Nickel-chromium, nickel-iron-chromium and nickel-chromium-molybdenum alloys are susceptible to carbide precipitation, but this has no considerable effect on its corrosion resistance, so it does not require a heat treatment solution after welding. In order to decrease carbide precipitation susceptibility, low carbon and stabilizing elements containing filler metals are used. After welding Alloy 600, if the equipment is working in a high temperature, alkali environment, a stress-relief annealing is carried out at 900 oC in order to avoid stress corrosion cracking.

There are a lot of carbide forming companion elements in nickel alloys. The carbides form chemical compounds in nickel-based alloys. The presence and distribution of carbides have an effect on the mechanical properties of the material and heighten its resistance against creep at higher temperatures. Precipitation hardenable nickel alloys are used to manufacture devices working under high mechanical stresses. These alloys must be exposed to heat treatment after welding. Depending on the alloy type, the heat treatment temperature is between 600-760 oC. If high strength is not required than another filler type can also be used.

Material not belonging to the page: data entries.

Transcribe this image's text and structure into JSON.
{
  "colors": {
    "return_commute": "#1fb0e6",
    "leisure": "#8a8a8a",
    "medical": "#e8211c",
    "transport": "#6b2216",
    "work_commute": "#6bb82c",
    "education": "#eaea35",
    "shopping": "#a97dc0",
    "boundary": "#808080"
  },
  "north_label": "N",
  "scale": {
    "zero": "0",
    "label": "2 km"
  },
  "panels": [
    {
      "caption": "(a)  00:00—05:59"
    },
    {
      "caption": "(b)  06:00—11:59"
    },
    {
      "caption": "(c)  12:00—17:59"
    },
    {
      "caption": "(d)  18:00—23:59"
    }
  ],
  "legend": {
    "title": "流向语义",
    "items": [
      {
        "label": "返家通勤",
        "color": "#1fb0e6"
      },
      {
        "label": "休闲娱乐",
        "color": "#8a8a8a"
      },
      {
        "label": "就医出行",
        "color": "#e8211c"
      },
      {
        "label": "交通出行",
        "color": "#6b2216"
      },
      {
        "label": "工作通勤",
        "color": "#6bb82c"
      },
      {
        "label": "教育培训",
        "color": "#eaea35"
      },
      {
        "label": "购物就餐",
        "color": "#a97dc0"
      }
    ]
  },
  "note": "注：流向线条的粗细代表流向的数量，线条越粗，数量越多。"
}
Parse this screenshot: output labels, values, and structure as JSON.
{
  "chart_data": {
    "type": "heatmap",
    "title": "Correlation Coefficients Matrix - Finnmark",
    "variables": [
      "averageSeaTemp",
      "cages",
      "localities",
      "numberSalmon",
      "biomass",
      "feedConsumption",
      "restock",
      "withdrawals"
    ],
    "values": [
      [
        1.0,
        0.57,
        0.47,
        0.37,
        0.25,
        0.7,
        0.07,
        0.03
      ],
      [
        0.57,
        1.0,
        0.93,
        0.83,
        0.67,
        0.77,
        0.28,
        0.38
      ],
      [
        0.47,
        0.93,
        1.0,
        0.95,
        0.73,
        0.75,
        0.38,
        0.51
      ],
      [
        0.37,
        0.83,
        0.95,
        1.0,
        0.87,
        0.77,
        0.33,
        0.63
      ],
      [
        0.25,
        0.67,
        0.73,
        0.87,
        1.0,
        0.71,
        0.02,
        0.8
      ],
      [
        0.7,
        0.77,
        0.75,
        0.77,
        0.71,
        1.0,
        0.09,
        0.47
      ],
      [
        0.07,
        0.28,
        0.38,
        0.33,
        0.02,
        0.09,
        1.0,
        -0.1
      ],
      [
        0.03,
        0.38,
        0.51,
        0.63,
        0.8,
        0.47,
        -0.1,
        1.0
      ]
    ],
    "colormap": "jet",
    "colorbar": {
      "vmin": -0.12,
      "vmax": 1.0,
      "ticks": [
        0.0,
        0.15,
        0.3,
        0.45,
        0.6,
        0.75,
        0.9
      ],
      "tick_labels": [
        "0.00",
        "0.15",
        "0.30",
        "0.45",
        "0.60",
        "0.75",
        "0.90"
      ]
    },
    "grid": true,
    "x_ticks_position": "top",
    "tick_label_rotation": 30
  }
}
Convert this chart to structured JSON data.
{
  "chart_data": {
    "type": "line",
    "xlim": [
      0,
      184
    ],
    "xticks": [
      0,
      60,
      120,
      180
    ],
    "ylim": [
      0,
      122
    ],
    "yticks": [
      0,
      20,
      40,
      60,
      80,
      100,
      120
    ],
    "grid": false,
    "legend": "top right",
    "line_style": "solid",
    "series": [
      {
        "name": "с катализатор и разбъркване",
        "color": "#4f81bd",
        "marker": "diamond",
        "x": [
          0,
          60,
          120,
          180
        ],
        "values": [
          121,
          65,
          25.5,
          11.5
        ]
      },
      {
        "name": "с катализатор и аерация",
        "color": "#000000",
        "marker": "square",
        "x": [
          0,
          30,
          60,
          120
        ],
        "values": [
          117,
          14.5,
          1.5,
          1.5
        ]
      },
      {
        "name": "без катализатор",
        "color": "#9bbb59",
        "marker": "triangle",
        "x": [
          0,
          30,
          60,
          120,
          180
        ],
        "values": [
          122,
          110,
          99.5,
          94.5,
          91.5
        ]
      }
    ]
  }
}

Alloy 617 is used as a base material for the pipes in conventional fossil-fueled boiler heat exchangers. As we can unequivocally establish from Figure 3, the creep limit of ferritic chromium steel is about 100 Mpa after 100,000 working hours at 600 oC, while Alloy 617 maintains a consistent creep strength, even at an elevated temperature of 700 oC.  

Figure 3. Creep fracture of different types of materials as a function of temperature after 100,000 working hours.